Malakal changed hands between the government and rebel forces several times, and some 1,000 community members took shelter in the SOS Children’s Village compound. Every so often the rebels forced their way into the SOS Village to steal money and mobile phones.
Isaac evacuated 36 children and eight women from the SOS Village to the United Nations Mission in South Sudan (UNMISS) base. Afterwards, he returned to the Village to look after the children who remained.
Flight to Safety
Continued violence left Isaac and 33 children separated from the other Village staff. With no time to waste, the group hurried to the bank of the Nile with the intention of crossing to the other side. Under grenade fire, people panicked and hid in the grass, while a number of youth jumped into the river and swam across.

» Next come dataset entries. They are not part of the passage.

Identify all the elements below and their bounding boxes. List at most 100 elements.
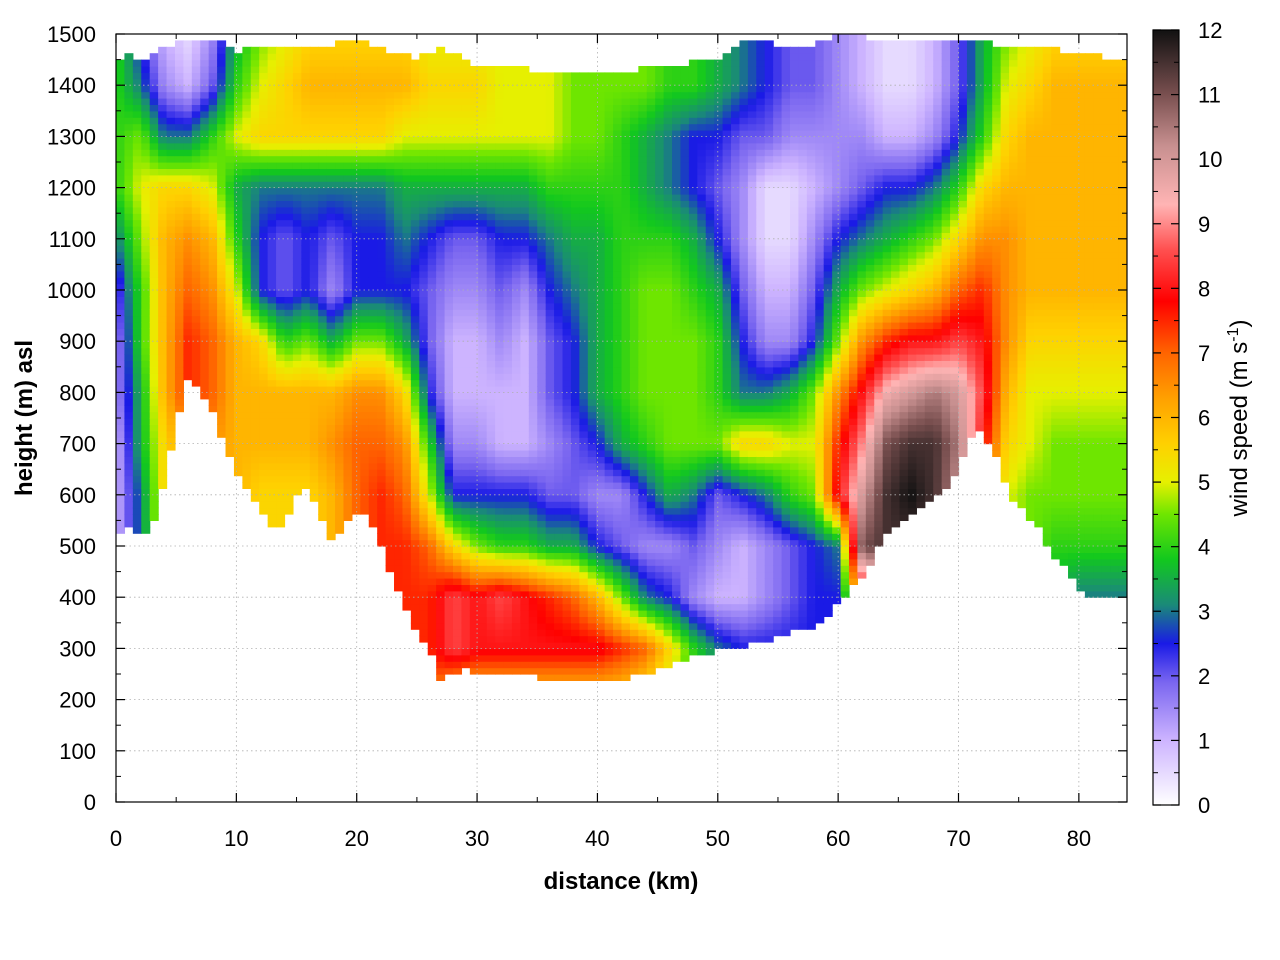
heatmap-cell: [596, 149, 606, 157]
heatmap-cell: [469, 603, 479, 611]
heatmap-cell: [427, 616, 437, 624]
heatmap-cell: [554, 155, 564, 163]
heatmap-cell: [570, 642, 580, 649]
heatmap-cell: [326, 392, 336, 400]
heatmap-cell: [360, 168, 370, 176]
heatmap-cell: [570, 475, 580, 483]
heatmap-cell: [427, 373, 437, 381]
heatmap-cell: [613, 341, 623, 349]
heatmap-cell: [141, 104, 151, 112]
heatmap-cell: [444, 328, 454, 336]
heatmap-cell: [419, 539, 429, 547]
heatmap-cell: [570, 514, 580, 521]
heatmap-cell: [629, 507, 639, 515]
heatmap-cell: [436, 597, 446, 605]
heatmap-cell: [520, 616, 530, 624]
heatmap-cell: [495, 302, 505, 310]
heatmap-cell: [486, 200, 496, 208]
heatmap-cell: [301, 123, 311, 131]
heatmap-cell: [528, 98, 538, 105]
heatmap-cell: [276, 296, 286, 304]
heatmap-cell: [174, 309, 184, 317]
heatmap-cell: [158, 360, 168, 368]
heatmap-cell: [453, 181, 463, 189]
heatmap-cell: [217, 258, 227, 265]
heatmap-cell: [174, 354, 184, 361]
heatmap-cell: [250, 219, 260, 227]
heatmap-cell: [335, 514, 345, 521]
heatmap-cell: [233, 456, 243, 464]
heatmap-cell: [301, 322, 311, 329]
heatmap-cell: [554, 277, 564, 285]
heatmap-cell: [284, 354, 294, 361]
heatmap-cell: [166, 91, 176, 99]
heatmap-cell: [284, 347, 294, 355]
heatmap-cell: [116, 302, 126, 310]
heatmap-cell: [292, 450, 302, 457]
heatmap-cell: [461, 258, 471, 265]
heatmap-cell: [545, 520, 555, 528]
heatmap-cell: [149, 469, 159, 477]
heatmap-cell: [217, 219, 227, 227]
heatmap-cell: [149, 366, 159, 374]
heatmap-cell: [360, 104, 370, 112]
heatmap-cell: [570, 373, 580, 381]
heatmap-cell: [528, 270, 538, 278]
heatmap-cell: [402, 603, 412, 611]
heatmap-cell: [343, 347, 353, 355]
heatmap-cell: [301, 53, 311, 61]
heatmap-cell: [444, 302, 454, 310]
heatmap-cell: [410, 475, 420, 483]
heatmap-cell: [124, 149, 134, 157]
heatmap-cell: [545, 482, 555, 489]
heatmap-cell: [276, 315, 286, 323]
heatmap-cell: [495, 232, 505, 240]
heatmap-cell: [545, 667, 555, 675]
heatmap-cell: [570, 411, 580, 419]
heatmap-cell: [368, 46, 378, 54]
heatmap-cell: [596, 110, 606, 118]
heatmap-cell: [174, 315, 184, 323]
heatmap-cell: [570, 501, 580, 509]
heatmap-cell: [343, 258, 353, 265]
heatmap-cell: [132, 450, 142, 457]
heatmap-cell: [427, 334, 437, 342]
heatmap-cell: [461, 430, 471, 438]
heatmap-cell: [453, 290, 463, 297]
heatmap-cell: [545, 526, 555, 534]
heatmap-cell: [259, 85, 269, 93]
heatmap-cell: [351, 232, 361, 240]
heatmap-cell: [301, 155, 311, 163]
heatmap-cell: [166, 290, 176, 297]
heatmap-cell: [276, 85, 286, 93]
heatmap-cell: [259, 206, 269, 214]
heatmap-cell: [436, 168, 446, 176]
heatmap-cell: [562, 258, 572, 265]
heatmap-cell: [604, 162, 614, 169]
heatmap-cell: [284, 418, 294, 425]
heatmap-cell: [427, 219, 437, 227]
heatmap-cell: [587, 392, 597, 400]
heatmap-cell: [587, 290, 597, 297]
heatmap-cell: [276, 456, 286, 464]
heatmap-cell: [267, 290, 277, 297]
heatmap-cell: [360, 277, 370, 285]
heatmap-cell: [116, 219, 126, 227]
heatmap-cell: [537, 296, 547, 304]
heatmap-cell: [217, 322, 227, 329]
heatmap-cell: [394, 386, 404, 393]
heatmap-cell: [621, 104, 631, 112]
heatmap-cell: [444, 526, 454, 534]
heatmap-cell: [335, 315, 345, 323]
heatmap-cell: [537, 590, 547, 598]
heatmap-cell: [427, 603, 437, 611]
heatmap-cell: [394, 264, 404, 272]
heatmap-cell: [385, 66, 395, 73]
heatmap-cell: [158, 296, 168, 304]
heatmap-cell: [335, 78, 345, 86]
heatmap-cell: [326, 142, 336, 150]
heatmap-cell: [629, 565, 639, 573]
heatmap-cell: [579, 482, 589, 489]
heatmap-cell: [385, 450, 395, 457]
heatmap-cell: [453, 571, 463, 579]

The small children were quickly loaded into boats.
There was no space for Isaac in the last boat, so he held onto the back with supplies on his shoulders. The group made it safely to the other side of the river, where some of the children and youths were taken by their relatives.
Isaac and the remaining children – the youngest just two years old — set off on the difficult trek towards a safe camp. Before their journey was over, they would travel over 200 kilometres, much of it on foot.
“The youth were very helpful in carrying their small brothers and sisters and some of their personal belongings,” Isaac said. “I advised them not to wander far from camp. This was to keep track of them and protect them from possible harm by armed people.”
During this perilous trip the group lost all contact with SOS Children’s Villages, and at one point there was great anxiety about their whereabouts and condition. Nobody knew the whereabouts or condition of Isaac and the children. In Melut, Isaac was finally able to call Kiros Aregawi, Project Manager, SOS Children’s Villages Malakal, who was then in Juba. Kiros arranged for Isaac and the children to be airlifted from Melut to Paloich – nearly 300 km from Juba.
“As the children’s guardian, I was worried,” said Isaac. “I couldn't get nutritious food for them, especially the little kids. Not having a proper space to sleep or play frustrated the children. During the night the small ones cried bitterly, calling out for their mothers, and there was nothing I could do for them.”
After a month of uncertainty and constant worry, Isaac finally received some welcome news: SOS Children’s Villages had organized to transport the group to Juba. Isaac said that, at first, he did not believe it. Earlier attempts to airlift the group from Paloich had failed.
"I told the kids and they too didn’t believe it," Isaac said. "It wasn´t until we boarded the flight that I thought, 'now we are indeed leaving'".
On March18th, Isaac and the children were finally evacuated from Paloich to Juba by a United Nations Humanitarian Air Service (UNHAS) plane. They joined over 100 other SOS children and staff who had been airlifted out of Malakal a week earlier.
There were mixed emotions of elation and disbelief, as the children were reunited with their SOS families. The joy of leaving behind the terrifying scenes they witnessed in Malakal, and the chance to return to a relatively normal life, was overwhelming.
“I'm happy all the children are now under one roof," Isaac said with a sigh of relief.